A celibate life was something I accepted both with resignation and enthusiasm, that I celebrated and mourned. I counted the loss this entailed, but I could also count the possibilities that might arise from such a choice.
But God ...
(My favorite stories begin with those two words)
But God had other plans. And if you've been reading this blog for any amount of time, you know what those other plans entailed. I still look at him in wonder. I see him and shake my head as though trying to shake off sleep; like waking from a dream, I'm surprised to see that all of this has not been the product of an overly fanciful imagination. I see him and know: this is not of my own doing. And I'm thankful. Grateful. Exceedingly so.
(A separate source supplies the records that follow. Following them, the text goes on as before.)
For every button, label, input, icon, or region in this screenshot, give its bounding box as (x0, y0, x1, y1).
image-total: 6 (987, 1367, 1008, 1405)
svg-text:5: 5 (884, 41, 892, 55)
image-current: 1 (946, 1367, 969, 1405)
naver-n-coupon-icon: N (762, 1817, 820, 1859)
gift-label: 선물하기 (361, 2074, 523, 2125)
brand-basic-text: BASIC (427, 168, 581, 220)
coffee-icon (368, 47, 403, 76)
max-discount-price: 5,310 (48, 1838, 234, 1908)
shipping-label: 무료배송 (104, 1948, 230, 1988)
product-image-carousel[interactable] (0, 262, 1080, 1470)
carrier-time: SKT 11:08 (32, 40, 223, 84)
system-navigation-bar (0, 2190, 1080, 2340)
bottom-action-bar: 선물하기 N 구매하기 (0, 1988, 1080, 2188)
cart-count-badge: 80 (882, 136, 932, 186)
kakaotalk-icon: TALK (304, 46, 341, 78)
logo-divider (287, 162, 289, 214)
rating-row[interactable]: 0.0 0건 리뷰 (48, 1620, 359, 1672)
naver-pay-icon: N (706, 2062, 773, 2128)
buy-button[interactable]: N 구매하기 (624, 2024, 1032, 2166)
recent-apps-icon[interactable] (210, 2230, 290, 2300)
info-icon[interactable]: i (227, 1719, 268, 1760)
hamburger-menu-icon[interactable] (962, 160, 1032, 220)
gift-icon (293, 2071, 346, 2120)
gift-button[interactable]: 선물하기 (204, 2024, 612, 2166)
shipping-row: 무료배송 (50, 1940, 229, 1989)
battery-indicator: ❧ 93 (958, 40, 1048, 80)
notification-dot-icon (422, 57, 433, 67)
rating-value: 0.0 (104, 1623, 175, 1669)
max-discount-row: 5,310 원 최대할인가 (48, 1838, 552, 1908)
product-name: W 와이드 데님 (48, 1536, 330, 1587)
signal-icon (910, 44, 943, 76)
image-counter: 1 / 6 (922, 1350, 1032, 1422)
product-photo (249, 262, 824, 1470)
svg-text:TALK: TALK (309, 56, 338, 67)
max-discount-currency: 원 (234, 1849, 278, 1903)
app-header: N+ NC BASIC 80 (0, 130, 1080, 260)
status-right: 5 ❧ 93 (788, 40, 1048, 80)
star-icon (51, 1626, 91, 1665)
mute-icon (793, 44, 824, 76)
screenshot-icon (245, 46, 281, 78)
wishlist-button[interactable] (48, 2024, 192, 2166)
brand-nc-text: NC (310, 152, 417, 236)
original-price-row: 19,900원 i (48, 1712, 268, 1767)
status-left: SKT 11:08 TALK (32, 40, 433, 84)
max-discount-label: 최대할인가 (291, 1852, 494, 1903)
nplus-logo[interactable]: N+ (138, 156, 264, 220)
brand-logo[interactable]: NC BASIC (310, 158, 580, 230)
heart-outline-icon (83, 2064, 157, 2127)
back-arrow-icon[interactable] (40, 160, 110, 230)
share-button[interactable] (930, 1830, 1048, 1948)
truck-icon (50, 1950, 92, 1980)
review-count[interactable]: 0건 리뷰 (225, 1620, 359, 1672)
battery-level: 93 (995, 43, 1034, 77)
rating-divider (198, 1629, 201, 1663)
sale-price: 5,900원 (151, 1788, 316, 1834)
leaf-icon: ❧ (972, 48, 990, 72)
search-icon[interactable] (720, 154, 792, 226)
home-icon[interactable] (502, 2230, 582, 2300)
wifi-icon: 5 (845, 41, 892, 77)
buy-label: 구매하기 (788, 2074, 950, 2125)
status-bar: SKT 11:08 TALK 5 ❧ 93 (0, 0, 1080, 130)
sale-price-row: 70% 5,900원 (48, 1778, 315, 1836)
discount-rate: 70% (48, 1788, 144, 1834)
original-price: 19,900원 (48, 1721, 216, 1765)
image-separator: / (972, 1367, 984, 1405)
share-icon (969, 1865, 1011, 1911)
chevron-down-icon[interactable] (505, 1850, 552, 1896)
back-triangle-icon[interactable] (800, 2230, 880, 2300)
Married just over six months now, I still lose myself in wonder over it: that God could part the curtains of chaos in our universe and see me so particularly, to see me and to know what I needed for my holiness and my happiness, to see us and to know that we needed each other for those things. To see us and situate us such that His purpose and His plan were alarmingly clear, to compel us in a way that we could not deny, but at the same time, in no way limited the freedom He gives.
And it has been clear from the beginning: This is not my doing. This is not anything I've earned. This was given, gifted to us, but is not for us alone.
I am not in any way trying to quantify my gratitude. I would not say that I love and appreciate my spouse more than any wife has ever loved or appreciated her husband. I would not dare say it, because I know those cannot be quantified. An attempt to apply any form of measurement to love would be to minimize it. I am finding to be true what I've been told a hundred times by those with marriages I respect: you love much, the most you ever have, and yet it grows. And grows, and grows, and grows. You get the idea.
There are many things to be thankful for this season, but this one arises as prominent in my mind. As we go tomorrow as husband and wife to the place where I celebrated Thanksgiving last year (the same place at which we were married), I offer this particular gratitude for what has been given, for what continues to be given, and for what will be given. For the hand I hold, for the arms that embrace me, for the lips that kiss me, for the body that warms me when I am cold, for love received and given ... I am infinitely thankful and growing up into thankfulness.
It is more than my hands or my heart can hold.